Author and Reference	Year Published	Tip Force Output	Pressure Required (kPa)	Weight	Extension Method
Polygerinos et al. [10]	2015	8 N	345	285 g	none
Wang et al. [13]	2016	8 N	345	285 g	none
Zhao et al. [30]	2016	5 N	270	/	none
Yap et al. [31]	2017	9.12 N	120	180 g	none
Heung et al. [11]	2019	/	200	207 g	Torque compensating layer
Gerges et al. [12]	2019	9.5 N	180	120 g	none
Chizik et al. [32]	2021	14 N	120	196 g	Spring layer of metal
Rieger and Desai	2022	12 N	120	149 g	Steel layer

shows various publications of soft robotic glove designs in comparison to this design, referred to as Rieger and Desai 2022 in the last row.

5. Conclusions

Through prototyping, evaluation, and unimpaired human subject testing, the proposed design has shown sufficient potential and promising results to offer repetitive hand rehabilitation tasks. The added steel layer was able to assist the extension of the glove while minimally reducing the glove’s ability to perform flexion motions. The blocked tip force results ranged from 12.7–14.1 N for the different-sized actuators for each finger and these actuators were able to perform flexion movement using 120 KPa pneumatic pressure. Human subject testing on 10 unimpaired participants showed that the actuators reached a sufficient force and flexion angle during testing.
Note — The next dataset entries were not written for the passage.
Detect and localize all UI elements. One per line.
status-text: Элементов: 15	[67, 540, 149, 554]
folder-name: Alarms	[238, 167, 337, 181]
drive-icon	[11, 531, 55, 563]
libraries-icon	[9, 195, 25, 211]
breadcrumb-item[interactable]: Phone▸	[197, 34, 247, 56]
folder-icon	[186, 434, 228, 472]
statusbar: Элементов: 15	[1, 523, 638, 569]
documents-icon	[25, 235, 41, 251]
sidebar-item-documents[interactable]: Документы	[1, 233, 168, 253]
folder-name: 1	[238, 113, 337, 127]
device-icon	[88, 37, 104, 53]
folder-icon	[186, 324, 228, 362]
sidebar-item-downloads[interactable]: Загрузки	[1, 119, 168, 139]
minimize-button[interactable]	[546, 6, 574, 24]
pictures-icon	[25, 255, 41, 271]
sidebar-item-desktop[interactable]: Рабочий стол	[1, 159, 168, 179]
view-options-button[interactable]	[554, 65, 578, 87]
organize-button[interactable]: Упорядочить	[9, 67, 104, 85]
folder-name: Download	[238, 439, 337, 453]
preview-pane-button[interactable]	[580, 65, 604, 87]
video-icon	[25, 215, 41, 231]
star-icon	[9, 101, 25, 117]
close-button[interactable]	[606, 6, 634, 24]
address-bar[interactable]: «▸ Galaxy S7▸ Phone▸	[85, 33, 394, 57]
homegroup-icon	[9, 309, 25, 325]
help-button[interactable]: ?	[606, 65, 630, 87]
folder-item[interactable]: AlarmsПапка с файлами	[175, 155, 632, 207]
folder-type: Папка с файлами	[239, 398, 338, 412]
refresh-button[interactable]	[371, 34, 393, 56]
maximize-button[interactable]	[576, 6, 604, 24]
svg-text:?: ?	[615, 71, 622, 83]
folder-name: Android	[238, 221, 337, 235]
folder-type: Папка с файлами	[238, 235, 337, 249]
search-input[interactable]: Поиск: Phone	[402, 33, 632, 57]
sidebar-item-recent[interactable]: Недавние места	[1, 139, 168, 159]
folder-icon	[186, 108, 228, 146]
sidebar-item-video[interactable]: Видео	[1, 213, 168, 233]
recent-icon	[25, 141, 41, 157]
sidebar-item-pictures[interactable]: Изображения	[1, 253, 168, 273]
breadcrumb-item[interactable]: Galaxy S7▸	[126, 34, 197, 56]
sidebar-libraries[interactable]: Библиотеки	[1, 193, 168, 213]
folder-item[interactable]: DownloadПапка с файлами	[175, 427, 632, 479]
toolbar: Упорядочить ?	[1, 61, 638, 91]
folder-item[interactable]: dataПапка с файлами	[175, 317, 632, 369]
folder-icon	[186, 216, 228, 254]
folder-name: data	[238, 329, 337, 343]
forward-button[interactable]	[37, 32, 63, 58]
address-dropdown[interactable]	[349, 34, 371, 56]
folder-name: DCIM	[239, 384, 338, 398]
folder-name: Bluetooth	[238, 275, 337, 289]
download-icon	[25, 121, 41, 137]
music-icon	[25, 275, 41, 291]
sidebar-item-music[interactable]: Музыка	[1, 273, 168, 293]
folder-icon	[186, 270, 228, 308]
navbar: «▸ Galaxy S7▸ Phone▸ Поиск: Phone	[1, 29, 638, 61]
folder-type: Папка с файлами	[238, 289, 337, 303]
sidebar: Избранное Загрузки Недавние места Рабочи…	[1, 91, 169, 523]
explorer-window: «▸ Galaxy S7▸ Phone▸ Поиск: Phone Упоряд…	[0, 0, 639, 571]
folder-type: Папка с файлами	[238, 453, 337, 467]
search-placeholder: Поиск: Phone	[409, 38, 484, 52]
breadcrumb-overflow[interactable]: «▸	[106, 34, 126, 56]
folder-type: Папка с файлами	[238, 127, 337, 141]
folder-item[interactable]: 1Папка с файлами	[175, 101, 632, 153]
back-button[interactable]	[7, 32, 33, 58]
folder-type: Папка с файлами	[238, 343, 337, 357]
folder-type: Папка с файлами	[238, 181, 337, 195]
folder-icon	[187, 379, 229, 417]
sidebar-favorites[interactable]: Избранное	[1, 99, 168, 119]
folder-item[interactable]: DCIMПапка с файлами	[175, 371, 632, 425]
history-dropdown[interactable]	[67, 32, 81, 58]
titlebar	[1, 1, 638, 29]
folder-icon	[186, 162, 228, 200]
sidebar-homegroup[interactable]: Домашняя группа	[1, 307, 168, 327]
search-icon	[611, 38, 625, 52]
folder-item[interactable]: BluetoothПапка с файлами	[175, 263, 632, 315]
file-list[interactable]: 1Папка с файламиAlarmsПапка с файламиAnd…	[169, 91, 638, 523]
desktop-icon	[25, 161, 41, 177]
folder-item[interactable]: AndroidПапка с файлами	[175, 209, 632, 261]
Overall, this preliminary study indicated that the use of an added steel layer in the glove allowed participants to extend their fingers when the air goes out of these actuators, but it slightly reduces their ROM. An average peak of 75° or higher was achieved for each finger movement using the steel layer, which further justifies the benefits of providing flexion and extension movements in one glove and would increase the adaptation rate of this technology among stroke patients as well as offer faster recovery by performing flexion and extension movements. Further study would need to be conducted on people experiencing hand paresis or impairments to obtain accurate results on the efficacy of the proposed glove.